Hostile takeover of Provident Financial would lead to ‘material value destruction’ for shareholders

The Board at Provident Financial, the Bradford sub-prime lender which is under offer from Leeds-headquartered Non-Standard Finance (NSF), has this morning hit back at its rival over the £1.3bn hostile takeover plan.

On Monday, NSF announced an extension of its offer for the rival firm until 15 May after it received acceptances from shareholders holding over 50%.

This morning, Provident’s Board responded, stating: “The Provident Board notes the announcement from NSF on 29 April, which it believes falls far short of providing satisfactory responses to shareholders and yet again demonstrates a disregard for Provident shareholder value. NSF’s announcement does nothing to allay the Provident Board’s significant concerns around the strategic, operational and financial merits of the Offer.

“The Board continues to believe that the Offer undervalues Provident and that NSF’s plans for the business could also result in material value destruction for Provident Shareholders.  In addition, the Board continues to question the suitability and competence of the NSF management team, which has overseen unlawful distributions, to run Provident’s much larger, more complex and dual-regulated business, in particular Vanquis Bank.”

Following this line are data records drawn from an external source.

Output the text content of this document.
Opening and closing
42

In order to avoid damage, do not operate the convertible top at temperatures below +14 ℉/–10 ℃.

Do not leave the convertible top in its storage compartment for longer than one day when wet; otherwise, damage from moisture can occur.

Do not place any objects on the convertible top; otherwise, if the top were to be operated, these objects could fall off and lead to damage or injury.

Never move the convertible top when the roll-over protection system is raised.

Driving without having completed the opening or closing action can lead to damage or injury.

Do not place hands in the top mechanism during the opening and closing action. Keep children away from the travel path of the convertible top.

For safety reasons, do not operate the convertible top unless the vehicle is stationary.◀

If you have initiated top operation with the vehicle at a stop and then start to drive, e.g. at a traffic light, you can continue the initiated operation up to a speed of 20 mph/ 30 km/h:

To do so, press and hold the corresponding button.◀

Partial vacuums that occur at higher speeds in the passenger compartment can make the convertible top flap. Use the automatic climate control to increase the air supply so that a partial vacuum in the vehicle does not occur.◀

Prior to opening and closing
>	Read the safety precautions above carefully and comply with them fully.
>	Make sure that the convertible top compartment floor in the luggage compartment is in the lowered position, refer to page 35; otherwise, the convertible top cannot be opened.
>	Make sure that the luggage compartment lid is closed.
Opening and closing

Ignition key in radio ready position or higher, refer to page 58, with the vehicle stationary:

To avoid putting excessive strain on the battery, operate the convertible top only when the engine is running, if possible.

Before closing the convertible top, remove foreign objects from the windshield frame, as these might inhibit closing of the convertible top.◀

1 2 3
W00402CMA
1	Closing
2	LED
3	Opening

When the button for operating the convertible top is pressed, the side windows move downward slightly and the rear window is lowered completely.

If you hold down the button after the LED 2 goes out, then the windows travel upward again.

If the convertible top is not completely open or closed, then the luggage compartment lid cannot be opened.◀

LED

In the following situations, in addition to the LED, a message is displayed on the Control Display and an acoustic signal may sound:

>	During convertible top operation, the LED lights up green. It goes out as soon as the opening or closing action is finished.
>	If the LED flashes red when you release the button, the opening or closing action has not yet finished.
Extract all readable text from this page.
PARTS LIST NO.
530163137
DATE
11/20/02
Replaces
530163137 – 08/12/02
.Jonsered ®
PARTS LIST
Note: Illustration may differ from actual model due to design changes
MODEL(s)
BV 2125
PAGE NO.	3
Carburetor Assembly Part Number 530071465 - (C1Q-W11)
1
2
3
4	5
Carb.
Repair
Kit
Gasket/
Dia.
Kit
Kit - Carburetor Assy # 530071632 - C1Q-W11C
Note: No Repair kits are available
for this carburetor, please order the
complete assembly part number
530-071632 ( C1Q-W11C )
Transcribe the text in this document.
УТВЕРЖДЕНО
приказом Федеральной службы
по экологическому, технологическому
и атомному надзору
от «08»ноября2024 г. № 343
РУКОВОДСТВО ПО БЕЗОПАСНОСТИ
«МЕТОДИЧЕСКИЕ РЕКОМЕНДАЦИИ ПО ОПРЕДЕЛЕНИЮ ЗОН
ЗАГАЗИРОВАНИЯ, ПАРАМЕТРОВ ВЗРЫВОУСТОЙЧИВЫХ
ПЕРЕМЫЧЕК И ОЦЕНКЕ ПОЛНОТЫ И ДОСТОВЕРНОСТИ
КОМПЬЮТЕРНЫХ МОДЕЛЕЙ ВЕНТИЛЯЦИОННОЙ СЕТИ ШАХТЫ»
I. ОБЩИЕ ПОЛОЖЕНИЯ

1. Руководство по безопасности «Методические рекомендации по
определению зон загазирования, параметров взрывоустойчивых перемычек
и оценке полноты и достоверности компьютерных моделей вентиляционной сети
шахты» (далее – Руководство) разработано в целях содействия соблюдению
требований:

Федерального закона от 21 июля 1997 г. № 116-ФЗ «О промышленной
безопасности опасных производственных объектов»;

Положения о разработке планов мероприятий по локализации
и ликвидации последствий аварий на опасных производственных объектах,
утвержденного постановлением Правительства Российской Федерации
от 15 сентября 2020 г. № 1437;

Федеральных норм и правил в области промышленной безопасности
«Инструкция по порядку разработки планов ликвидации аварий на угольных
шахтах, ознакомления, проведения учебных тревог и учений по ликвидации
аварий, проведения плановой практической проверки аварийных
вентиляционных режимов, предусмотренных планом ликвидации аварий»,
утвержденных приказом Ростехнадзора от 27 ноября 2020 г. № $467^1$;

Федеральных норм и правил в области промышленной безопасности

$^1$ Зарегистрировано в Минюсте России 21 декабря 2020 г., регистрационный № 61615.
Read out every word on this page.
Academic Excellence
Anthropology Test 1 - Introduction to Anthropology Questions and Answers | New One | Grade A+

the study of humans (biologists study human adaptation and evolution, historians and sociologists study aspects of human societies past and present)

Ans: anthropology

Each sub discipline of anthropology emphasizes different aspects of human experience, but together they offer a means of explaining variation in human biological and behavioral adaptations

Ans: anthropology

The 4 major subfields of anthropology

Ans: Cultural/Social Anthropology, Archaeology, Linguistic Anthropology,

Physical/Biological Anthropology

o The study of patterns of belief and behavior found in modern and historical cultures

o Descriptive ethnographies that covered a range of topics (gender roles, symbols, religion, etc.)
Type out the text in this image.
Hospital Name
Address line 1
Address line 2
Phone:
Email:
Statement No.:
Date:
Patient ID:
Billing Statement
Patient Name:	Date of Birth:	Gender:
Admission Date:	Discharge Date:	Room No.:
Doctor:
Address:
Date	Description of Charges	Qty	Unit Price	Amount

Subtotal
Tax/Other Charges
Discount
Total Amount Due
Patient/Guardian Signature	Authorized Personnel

The Provident Board believe NSF’s revised timetable leaves Provident Shareholders exposed to a “potential blind and uncosted remedy” from the Competition and Markets Authority (“CMA”).

The listed sub-prime lender also stated that NSF had not provided satisfactory answers to Provident’s questions in relation to its offer. adding that it “suggests either that the NSF management team does not have sufficient answers, or that it is unwilling to provide them with sufficient detail such that Provident Shareholders can make a fully informed and considered assessment of the Offer.

Given the inadequacy of its response to these straightforward questions, NSF is not addressing the needs of those Provident Shareholders who, holding some 49 per cent. of Provident’s shares, have not assented their shares to the Offer.”

The board said that the offer still undervalued Provident. Provident also published a separate document detailed why and how NSF had carried out “unlawful shareholder distributions and share buy-backs.”